Küçük olan Kemaliye medresesinden kalan bölümün üstü ahşapla kapatılıp bugün kitap satış yeri olmuş. Büyük kardeş olan Karatay medresesi ise ya görkemli geçmişini aktarabilmek veya banisi olan Celaleddin Karatay’ı koynunda yatırabilmek için müze olmaya razı olmuş. Eskisi gibi içinde Hadis ve Tefsir okuyan öğrencileri yok. Müderrisler ve muidler gezinmiyor bugün bahçesinde. Kapalı bölümdeki havuzunda astronomi öğretilmiyor. Muhteşem çinileri sadece turistler ve ziyaretçiler için.
Karatay Medresesi boş durumu? Durmamış. O yolun kenarında müze olup gelen gideni oyalarken gizli bir antlaşma yapıp öğrenme ve öğretme görevini hemen yakınındaki bir başka yere devretmiş.
Medresenin arkasındaki Kılıçarslan meydanında batıya doğru yürürseniz restore edilmiş eski Konya evleri görürsünüz. Onların da arkasında, hemen demiryolu kenarında şimdilerde Bosna Hersek Fahri Konsolosluğu ve SADAV’I bünyesinde barındıran iki katlı eski bir Mevlevi dedesine ait bina sizi karşılar.
Şimdilerde buranın Mekinleri Hz Mevlana’nın da hemşehrileri olan Afganistan’dan ilim tahsili için gelen öğrenciler. Şükrullah, İsmetullah, Taki, Can Muhammet, Nurettin ve diğerleri. Artık Tefsir, Hadis, Kelam, Fıkıh, Tasavvuf burada okunmaya devam ediyor. Tıpkı eskiden Karatay Medresesinin yaptığı gibi uzak diyarlardan gelen misafirler karşılanıp ağırlanıyor ve ihtiyaçları karşılanıyor.

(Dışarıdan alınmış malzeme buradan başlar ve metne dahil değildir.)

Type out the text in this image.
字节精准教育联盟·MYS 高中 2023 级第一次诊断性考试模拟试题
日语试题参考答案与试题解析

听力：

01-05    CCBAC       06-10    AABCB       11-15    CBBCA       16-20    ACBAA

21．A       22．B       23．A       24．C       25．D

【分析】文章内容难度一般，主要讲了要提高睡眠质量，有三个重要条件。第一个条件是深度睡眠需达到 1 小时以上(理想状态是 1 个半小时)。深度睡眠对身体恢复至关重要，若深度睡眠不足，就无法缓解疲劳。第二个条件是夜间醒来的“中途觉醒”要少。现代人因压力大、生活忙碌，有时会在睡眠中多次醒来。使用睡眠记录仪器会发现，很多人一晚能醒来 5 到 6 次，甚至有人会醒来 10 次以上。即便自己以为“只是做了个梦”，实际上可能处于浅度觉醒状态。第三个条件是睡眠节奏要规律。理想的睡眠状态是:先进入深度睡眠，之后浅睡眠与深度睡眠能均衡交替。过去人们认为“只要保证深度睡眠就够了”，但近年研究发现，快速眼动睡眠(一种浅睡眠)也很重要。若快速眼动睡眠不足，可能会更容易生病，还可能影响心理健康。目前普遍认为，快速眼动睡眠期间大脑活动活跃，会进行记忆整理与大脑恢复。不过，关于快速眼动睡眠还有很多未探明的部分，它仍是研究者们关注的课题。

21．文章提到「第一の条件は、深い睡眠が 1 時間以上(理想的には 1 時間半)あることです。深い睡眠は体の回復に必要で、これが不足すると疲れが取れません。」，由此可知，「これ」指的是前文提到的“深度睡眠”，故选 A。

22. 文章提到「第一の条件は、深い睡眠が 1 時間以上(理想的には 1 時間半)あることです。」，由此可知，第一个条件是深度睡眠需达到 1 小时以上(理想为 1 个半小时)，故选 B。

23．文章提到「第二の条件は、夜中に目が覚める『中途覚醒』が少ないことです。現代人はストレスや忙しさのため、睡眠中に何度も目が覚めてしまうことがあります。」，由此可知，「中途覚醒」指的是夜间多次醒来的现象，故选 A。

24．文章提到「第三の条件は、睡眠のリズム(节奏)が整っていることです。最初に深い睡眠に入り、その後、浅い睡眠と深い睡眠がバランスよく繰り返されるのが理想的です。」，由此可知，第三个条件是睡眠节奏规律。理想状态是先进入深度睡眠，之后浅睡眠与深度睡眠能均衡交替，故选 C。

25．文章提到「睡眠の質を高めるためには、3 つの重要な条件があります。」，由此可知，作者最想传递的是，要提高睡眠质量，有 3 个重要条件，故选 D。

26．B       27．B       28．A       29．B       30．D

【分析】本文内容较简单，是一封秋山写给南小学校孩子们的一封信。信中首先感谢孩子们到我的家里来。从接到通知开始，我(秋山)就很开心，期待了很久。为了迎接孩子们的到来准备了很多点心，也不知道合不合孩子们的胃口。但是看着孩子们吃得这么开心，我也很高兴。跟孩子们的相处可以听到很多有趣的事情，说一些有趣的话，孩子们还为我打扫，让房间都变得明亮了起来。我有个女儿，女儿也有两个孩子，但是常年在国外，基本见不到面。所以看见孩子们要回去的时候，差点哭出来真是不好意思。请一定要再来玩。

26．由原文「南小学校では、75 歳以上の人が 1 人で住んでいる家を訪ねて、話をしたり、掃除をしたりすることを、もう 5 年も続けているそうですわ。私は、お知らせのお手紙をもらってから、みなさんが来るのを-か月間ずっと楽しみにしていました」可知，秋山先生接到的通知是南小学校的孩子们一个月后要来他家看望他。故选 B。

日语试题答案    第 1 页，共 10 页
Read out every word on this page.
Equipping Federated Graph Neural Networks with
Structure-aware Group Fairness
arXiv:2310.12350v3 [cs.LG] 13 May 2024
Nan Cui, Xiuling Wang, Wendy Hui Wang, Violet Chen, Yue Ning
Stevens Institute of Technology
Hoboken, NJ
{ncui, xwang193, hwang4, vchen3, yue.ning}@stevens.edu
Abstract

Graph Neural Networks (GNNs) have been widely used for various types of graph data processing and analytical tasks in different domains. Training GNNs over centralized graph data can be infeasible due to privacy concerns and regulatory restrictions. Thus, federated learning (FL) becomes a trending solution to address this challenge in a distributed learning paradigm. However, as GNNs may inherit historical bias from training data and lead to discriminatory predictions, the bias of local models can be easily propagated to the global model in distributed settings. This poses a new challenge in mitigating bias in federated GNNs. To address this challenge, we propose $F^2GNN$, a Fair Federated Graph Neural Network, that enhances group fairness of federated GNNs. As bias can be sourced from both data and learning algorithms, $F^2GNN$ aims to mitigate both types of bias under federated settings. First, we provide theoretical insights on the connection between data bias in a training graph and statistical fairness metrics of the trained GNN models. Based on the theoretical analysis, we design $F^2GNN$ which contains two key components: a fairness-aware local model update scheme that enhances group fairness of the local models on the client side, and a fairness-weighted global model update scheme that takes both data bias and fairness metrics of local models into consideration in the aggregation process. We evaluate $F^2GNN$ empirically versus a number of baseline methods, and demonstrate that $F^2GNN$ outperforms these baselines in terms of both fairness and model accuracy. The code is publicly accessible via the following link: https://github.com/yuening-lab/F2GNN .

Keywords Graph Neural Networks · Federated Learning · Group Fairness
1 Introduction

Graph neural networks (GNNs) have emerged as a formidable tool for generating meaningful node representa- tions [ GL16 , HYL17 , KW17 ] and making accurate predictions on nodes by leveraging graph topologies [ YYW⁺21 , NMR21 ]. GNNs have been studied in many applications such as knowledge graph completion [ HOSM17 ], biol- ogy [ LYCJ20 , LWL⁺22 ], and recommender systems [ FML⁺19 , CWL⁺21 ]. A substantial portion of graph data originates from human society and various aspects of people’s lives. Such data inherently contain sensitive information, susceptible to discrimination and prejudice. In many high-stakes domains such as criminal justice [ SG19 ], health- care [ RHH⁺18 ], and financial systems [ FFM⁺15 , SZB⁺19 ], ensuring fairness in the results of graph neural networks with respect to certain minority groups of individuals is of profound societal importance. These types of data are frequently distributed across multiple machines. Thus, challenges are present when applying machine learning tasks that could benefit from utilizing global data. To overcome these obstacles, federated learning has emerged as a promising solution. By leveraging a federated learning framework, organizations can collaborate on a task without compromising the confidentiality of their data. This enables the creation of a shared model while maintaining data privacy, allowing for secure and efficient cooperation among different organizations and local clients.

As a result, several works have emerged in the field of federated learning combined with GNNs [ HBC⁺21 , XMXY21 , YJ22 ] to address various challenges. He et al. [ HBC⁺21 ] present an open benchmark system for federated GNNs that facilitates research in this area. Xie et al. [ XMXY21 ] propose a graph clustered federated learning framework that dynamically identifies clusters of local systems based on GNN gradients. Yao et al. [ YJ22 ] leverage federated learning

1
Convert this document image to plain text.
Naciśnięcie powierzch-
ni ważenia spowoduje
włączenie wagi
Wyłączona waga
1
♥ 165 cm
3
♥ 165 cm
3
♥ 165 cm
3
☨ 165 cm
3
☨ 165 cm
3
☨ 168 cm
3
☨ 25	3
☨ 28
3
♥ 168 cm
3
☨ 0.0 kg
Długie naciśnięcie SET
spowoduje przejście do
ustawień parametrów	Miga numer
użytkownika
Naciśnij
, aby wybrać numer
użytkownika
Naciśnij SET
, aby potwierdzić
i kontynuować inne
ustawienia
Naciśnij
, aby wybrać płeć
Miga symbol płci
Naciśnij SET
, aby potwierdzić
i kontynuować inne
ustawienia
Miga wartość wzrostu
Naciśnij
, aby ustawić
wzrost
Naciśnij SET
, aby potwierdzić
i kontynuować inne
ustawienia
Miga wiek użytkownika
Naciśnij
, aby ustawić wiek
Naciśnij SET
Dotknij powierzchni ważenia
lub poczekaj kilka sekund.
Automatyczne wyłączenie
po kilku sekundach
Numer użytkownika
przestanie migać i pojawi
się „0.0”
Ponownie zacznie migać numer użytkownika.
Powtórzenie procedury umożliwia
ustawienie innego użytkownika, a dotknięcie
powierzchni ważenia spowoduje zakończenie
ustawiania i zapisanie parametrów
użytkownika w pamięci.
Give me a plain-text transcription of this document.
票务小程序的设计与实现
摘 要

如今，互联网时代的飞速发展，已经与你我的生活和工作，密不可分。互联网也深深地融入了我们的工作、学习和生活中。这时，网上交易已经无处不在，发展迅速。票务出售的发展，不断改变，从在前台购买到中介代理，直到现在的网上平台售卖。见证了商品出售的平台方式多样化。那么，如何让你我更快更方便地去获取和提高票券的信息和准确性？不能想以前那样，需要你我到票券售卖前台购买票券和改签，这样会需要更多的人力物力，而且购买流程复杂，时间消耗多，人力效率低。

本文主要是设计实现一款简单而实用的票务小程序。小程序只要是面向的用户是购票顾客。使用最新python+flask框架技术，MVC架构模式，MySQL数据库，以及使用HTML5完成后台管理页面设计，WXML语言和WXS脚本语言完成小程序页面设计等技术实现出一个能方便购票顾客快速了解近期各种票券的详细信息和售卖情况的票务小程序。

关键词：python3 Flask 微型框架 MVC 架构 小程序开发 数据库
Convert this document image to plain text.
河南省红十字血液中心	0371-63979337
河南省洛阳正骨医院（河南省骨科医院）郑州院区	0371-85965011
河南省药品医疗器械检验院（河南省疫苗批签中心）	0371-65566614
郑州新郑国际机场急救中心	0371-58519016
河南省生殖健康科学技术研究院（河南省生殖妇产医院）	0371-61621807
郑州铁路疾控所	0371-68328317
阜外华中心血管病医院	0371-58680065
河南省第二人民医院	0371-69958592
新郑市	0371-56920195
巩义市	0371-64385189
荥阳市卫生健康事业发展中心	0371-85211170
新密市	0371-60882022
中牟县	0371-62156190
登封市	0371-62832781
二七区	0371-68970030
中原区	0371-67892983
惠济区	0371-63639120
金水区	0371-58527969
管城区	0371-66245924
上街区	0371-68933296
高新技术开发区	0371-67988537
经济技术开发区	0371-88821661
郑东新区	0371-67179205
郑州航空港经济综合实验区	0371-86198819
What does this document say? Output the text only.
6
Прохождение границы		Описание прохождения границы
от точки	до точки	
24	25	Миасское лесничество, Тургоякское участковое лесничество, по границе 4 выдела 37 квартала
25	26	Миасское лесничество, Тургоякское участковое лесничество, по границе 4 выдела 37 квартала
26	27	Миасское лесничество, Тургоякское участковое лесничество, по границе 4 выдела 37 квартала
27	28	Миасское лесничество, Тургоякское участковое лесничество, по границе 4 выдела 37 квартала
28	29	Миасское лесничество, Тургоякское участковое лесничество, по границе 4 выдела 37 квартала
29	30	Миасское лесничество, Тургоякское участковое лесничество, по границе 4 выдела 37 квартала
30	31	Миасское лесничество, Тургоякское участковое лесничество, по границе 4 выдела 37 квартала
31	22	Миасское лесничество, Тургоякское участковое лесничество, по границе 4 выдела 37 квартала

Şimdilerde günün hemen her saati Şükrullah orada. Bahçedeki çiçekleri sularken bir yandan zihni uzaklarda Maveraünnehir’i düşler. Uğrayana çay ikram eder. Dileyene ise çayın yanında Hz Mevlana’nın da anavatanı olan toprakların şarkısını hikaye eder.